Israeli intelligence had information on the planned attack, which allowed the military to have helicopters in the area to strike the vehicle, an Israel Defense Forces (IDF) spokesman said Monday.

Israel and Egypt remained in close contact during the attack, Barak said, according to reports.

Barak and Israeli Prime Minister Benjamin Netanyahu toured the area of the attack on Aug. 6. Netanyahu met with commanders and soldiers who were involved in the operation, and praised them for their actions. He also expressed regret over the killing of the Egyptian soldiers.

“I think that it is clear that Israel and Egypt have a common interest in maintaining a quiet border,” Netanyahu said. “However, as has been made clear on numerous occasions, when it comes to the security of the citizens of Israel, the State of Israel must and can rely only on itself. Nobody can fulfill this role other than the IDF and the security services of the State of Israel, and this is how we will continue to act.”

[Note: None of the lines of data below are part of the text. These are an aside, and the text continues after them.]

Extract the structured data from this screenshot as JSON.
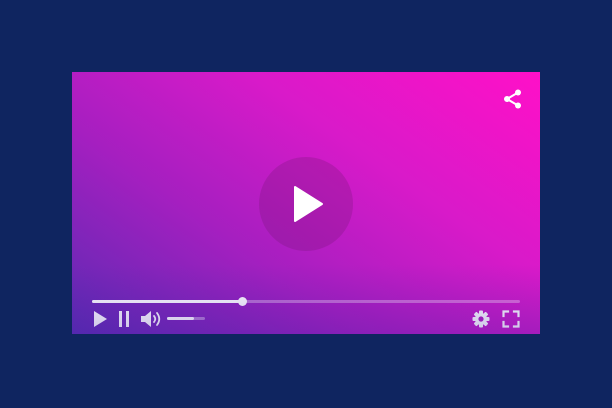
{
  "player": {
    "colors": {
      "background": "#0f2560",
      "gradient_start": "#ff10c8",
      "gradient_end": "#5b2bb3",
      "controls": "#ffffff"
    },
    "icons": {
      "share": "share-icon",
      "center_play": "play-icon",
      "play": "play-icon",
      "pause": "pause-icon",
      "volume": "volume-icon",
      "settings": "gear-icon",
      "fullscreen": "fullscreen-icon"
    },
    "progress_fraction": 0.35,
    "volume_fraction": 0.7
  }
}
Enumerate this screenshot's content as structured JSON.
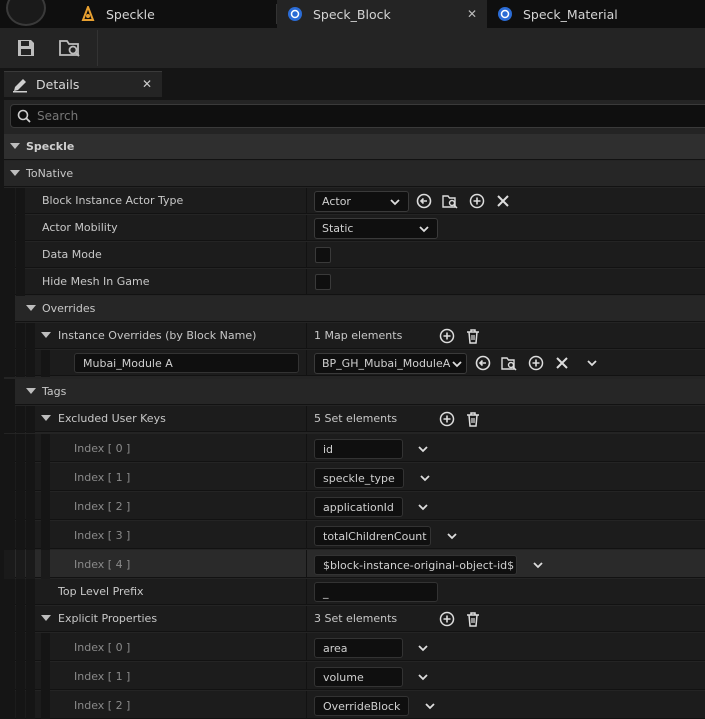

Also on Aug. 6, Israel’s Foreign Ministry denied accusations by the Muslim Brotherhood Islamist party in Egypt that Israel’s Mossad intelligence agency was behind the attack in an attempt to disrupt the new Islamist government of President Mohammed Morsi. The Muslim Brotherhood statement also reportedly called for a review of the peace treaty between Israel and Egypt, according to reports.

On Aug. 3, the U.S. Embassy in Israel called on American citizens to “take precautions” in traveling to the Sinai. The warning came a day after Israel’s National Security Council Counter-Terrorism Bureau called on “all Israelis in the Sinai to leave the area immediately and return home.”

The embassy’s security message pointed out that there have been multiple kidnappings in the Sinai of U.S. citizens over the past four years and that kidnappings of foreign tourists in the Sinai have increased since January 2012.

U.S. government personnel are prohibited from traveling to the Sinai, except by air to Sharm el Sheik.